Although it was necessary to go to the smaller isle, it was possible to go directly from the windsurfing vessel to the bigger isle, one or two men who jumped on shore every single day when the sea came in and before it was repelled..." It continues to describe in detail the geological formations of the isle.

Gardner's rock was fine-grained, deep-coloured, except for weather-beaten tufface. Dr. Palmer proposes that Gardner Pinnacles are the remnants of an isle that used to be much bigger, perhaps between Kahoolawe and Lanai, with an area of about 80 sq m. The remnants of an old isle.

It was cut away by winds, rains and swell until only the volcano dome's tough centre is left. It is currently encircled by benches of submarines about 5 mile to the north and south and 10 to 12 mile to the northeast.

The large ovals have an area of about 125 sqm. This diagram and the above section are derived from Dr. Palmer's observational work on the islands by Dr. Ball. Gardner Pinnacles' precipitous hillsides are vegetation-free, with the exception of small Portulaca bags and seaweed on the lower, marshland.

And they also said that they saw dust mites, centipede, spider and isopod between the rocks, but unfortunately did not have any. The three conic summits, two on one basis and one on the other, are officially estimated at 90, 100 and 170 ft, with a 90 to 170 ft throughflow.

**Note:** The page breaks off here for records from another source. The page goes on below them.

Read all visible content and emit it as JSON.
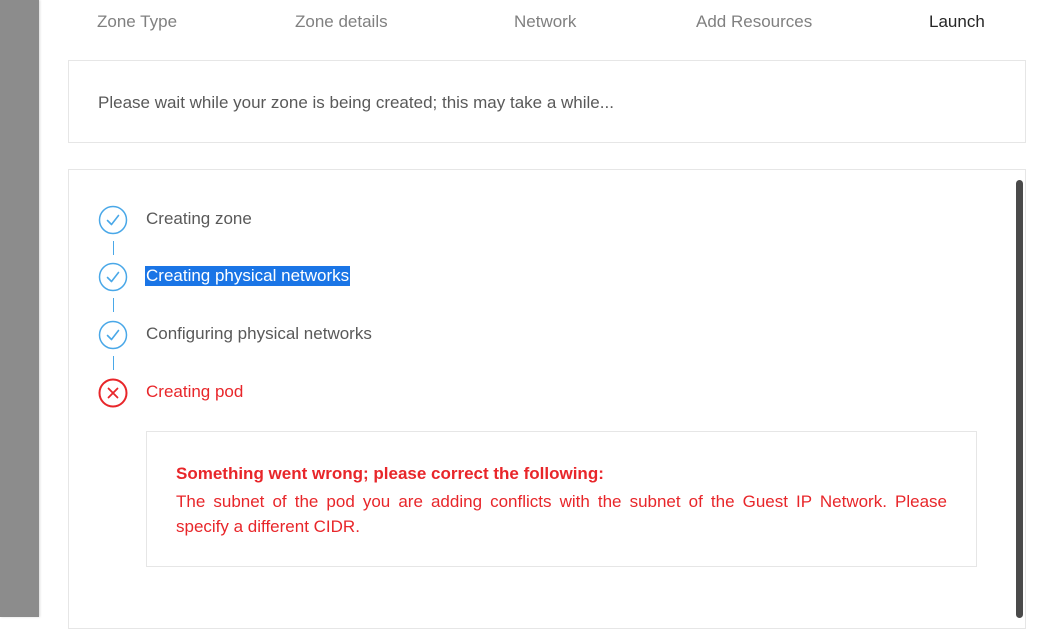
{
  "steps": {
    "items": [
      {
        "label": "Zone Type"
      },
      {
        "label": "Zone details"
      },
      {
        "label": "Network"
      },
      {
        "label": "Add Resources"
      },
      {
        "label": "Launch"
      }
    ]
  },
  "wait": {
    "message": "Please wait while your zone is being created; this may take a while..."
  },
  "tasks": [
    {
      "label": "Creating zone",
      "status": "done",
      "icon": "check-circle-icon"
    },
    {
      "label": "Creating physical networks",
      "status": "done",
      "icon": "check-circle-icon"
    },
    {
      "label": "Configuring physical networks",
      "status": "done",
      "icon": "check-circle-icon"
    },
    {
      "label": "Creating pod",
      "status": "error",
      "icon": "close-circle-icon"
    }
  ],
  "error": {
    "title": "Something went wrong; please correct the following:",
    "message": "The subnet of the pod you are adding conflicts with the subnet of the Guest IP Network. Please specify a different CIDR."
  },
  "colors": {
    "success": "#4aa8e8",
    "error": "#e8262a",
    "selection": "#1a75e6",
    "overlay": "#8c8c8c"
  }
}
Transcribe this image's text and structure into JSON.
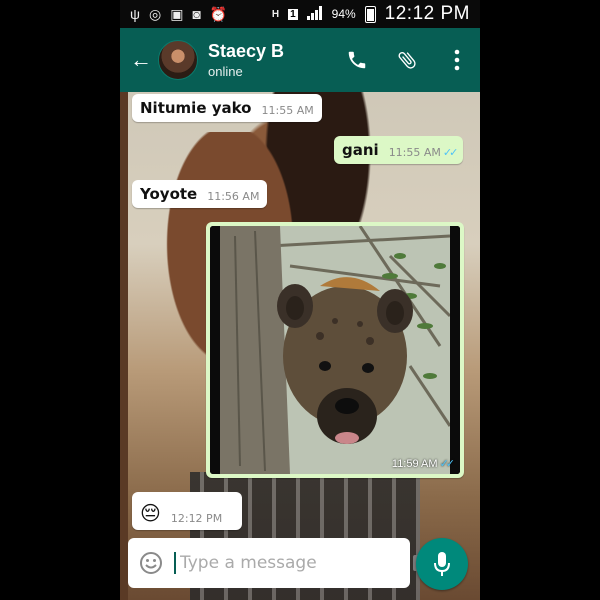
{
  "status_bar": {
    "battery": "94%",
    "time": "12:12 PM",
    "icons": [
      "usb-icon",
      "whatsapp-icon",
      "gallery-icon",
      "alarm-icon",
      "hd-icon",
      "sim-1-icon",
      "signal-icon",
      "battery-icon"
    ]
  },
  "header": {
    "contact_name": "Staecy B",
    "contact_status": "online",
    "actions": [
      "call-icon",
      "attach-icon",
      "more-icon"
    ]
  },
  "messages": [
    {
      "direction": "in",
      "text": "Nitumie yako",
      "time": "11:55 AM"
    },
    {
      "direction": "out",
      "text": "gani",
      "time": "11:55 AM",
      "read": true
    },
    {
      "direction": "in",
      "text": "Yoyote",
      "time": "11:56 AM"
    },
    {
      "direction": "out",
      "type": "image",
      "subject": "hyena-photo",
      "time": "11:59 AM",
      "read": true
    },
    {
      "direction": "in",
      "text": "😔",
      "time": "12:12 PM"
    }
  ],
  "input": {
    "placeholder": "Type a message"
  },
  "colors": {
    "header_bg": "#075e54",
    "outgoing_bubble": "#dcf8c6",
    "incoming_bubble": "#ffffff",
    "read_ticks": "#4fc3f7",
    "mic_button": "#00897b"
  }
}
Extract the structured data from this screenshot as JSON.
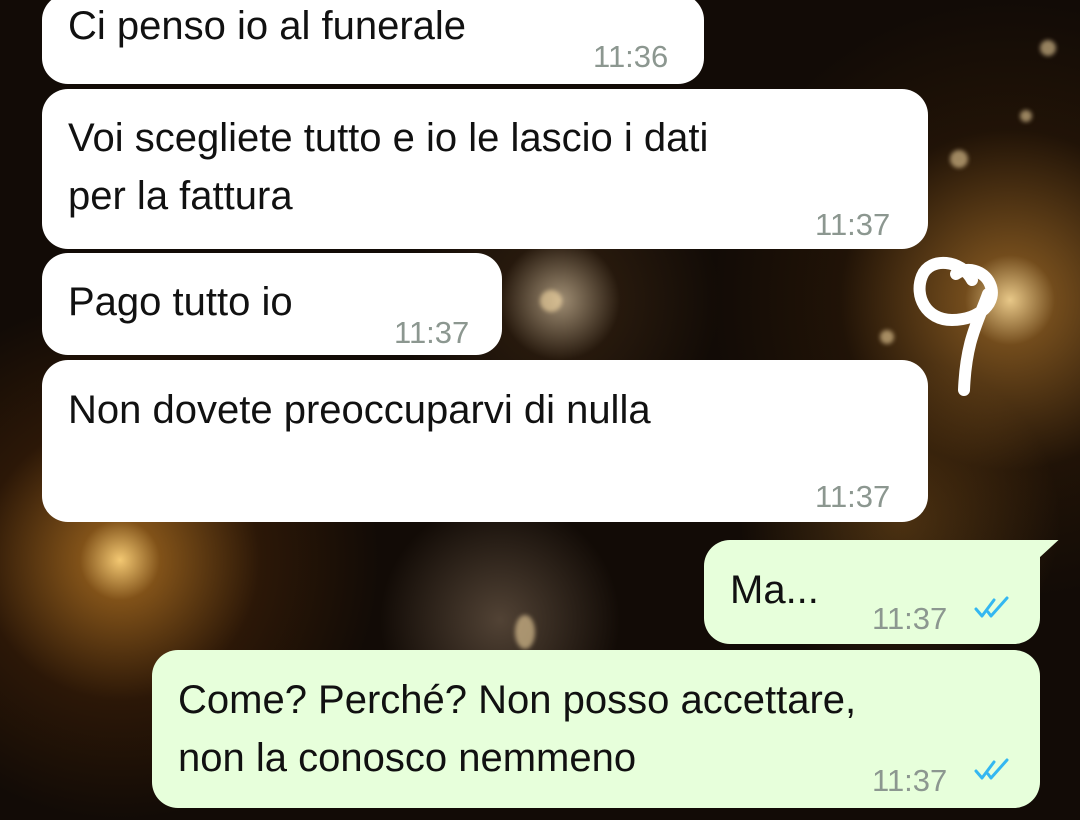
{
  "messages": [
    {
      "direction": "incoming",
      "text": "Ci penso io al funerale",
      "time": "11:36"
    },
    {
      "direction": "incoming",
      "lines": [
        "Voi scegliete tutto e io le lascio i dati",
        "per la fattura"
      ],
      "time": "11:37"
    },
    {
      "direction": "incoming",
      "text": "Pago tutto io",
      "time": "11:37"
    },
    {
      "direction": "incoming",
      "text": "Non dovete preoccuparvi di nulla",
      "time": "11:37"
    },
    {
      "direction": "outgoing",
      "text": "Ma...",
      "time": "11:37",
      "status": "read-double-check-icon"
    },
    {
      "direction": "outgoing",
      "lines": [
        "Come? Perché? Non posso accettare,",
        "non la conosco nemmeno"
      ],
      "time": "11:37",
      "status": "read-double-check-icon"
    }
  ],
  "colors": {
    "incoming_bubble": "#ffffff",
    "outgoing_bubble": "#e7ffdb",
    "timestamp": "#8c9790",
    "read_ticks": "#34b7f1",
    "doodle": "#ffffff"
  }
}
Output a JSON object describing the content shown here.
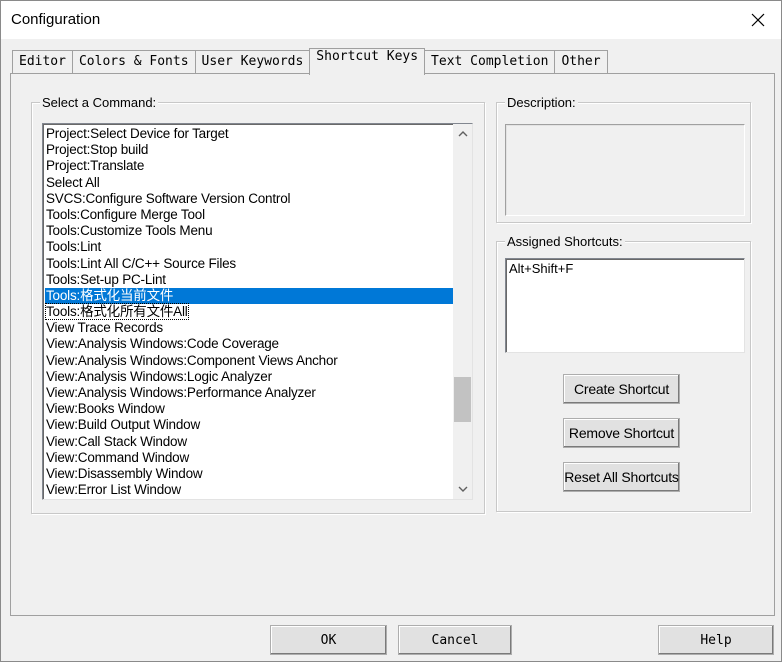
{
  "window": {
    "title": "Configuration",
    "close_glyph": "close-icon"
  },
  "tabs": [
    {
      "label": "Editor",
      "active": false
    },
    {
      "label": "Colors & Fonts",
      "active": false
    },
    {
      "label": "User Keywords",
      "active": false
    },
    {
      "label": "Shortcut Keys",
      "active": true
    },
    {
      "label": "Text Completion",
      "active": false
    },
    {
      "label": "Other",
      "active": false
    }
  ],
  "commands": {
    "group_label": "Select a Command:",
    "selected_index": 10,
    "items": [
      "Project:Select Device for Target",
      "Project:Stop build",
      "Project:Translate",
      "Select All",
      "SVCS:Configure Software Version Control",
      "Tools:Configure Merge Tool",
      "Tools:Customize Tools Menu",
      "Tools:Lint",
      "Tools:Lint All C/C++ Source Files",
      "Tools:Set-up PC-Lint",
      "Tools:格式化当前文件",
      "Tools:格式化所有文件All",
      "View Trace Records",
      "View:Analysis Windows:Code Coverage",
      "View:Analysis Windows:Component Views Anchor",
      "View:Analysis Windows:Logic Analyzer",
      "View:Analysis Windows:Performance Analyzer",
      "View:Books Window",
      "View:Build Output Window",
      "View:Call Stack Window",
      "View:Command Window",
      "View:Disassembly Window",
      "View:Error List Window"
    ]
  },
  "description": {
    "group_label": "Description:",
    "text": ""
  },
  "assigned": {
    "group_label": "Assigned Shortcuts:",
    "items": [
      "Alt+Shift+F"
    ]
  },
  "actions": {
    "create_label": "Create Shortcut",
    "remove_label": "Remove Shortcut",
    "reset_label": "Reset All Shortcuts"
  },
  "footer": {
    "ok_label": "OK",
    "cancel_label": "Cancel",
    "help_label": "Help"
  }
}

However, sea maps indicate the max altitude as 190 ft. It became an "integral part of the United States" on 7 July 1898 and a part of the Hawaii Bird Sanctuary on 3 February 1909. It is formally part of the territory of Hawaii and the town and county of Honolulu, which, with Pearl and Hermes Reef to the west and Palmyra to the South, are making Honolulu the biggest town in the atlantic.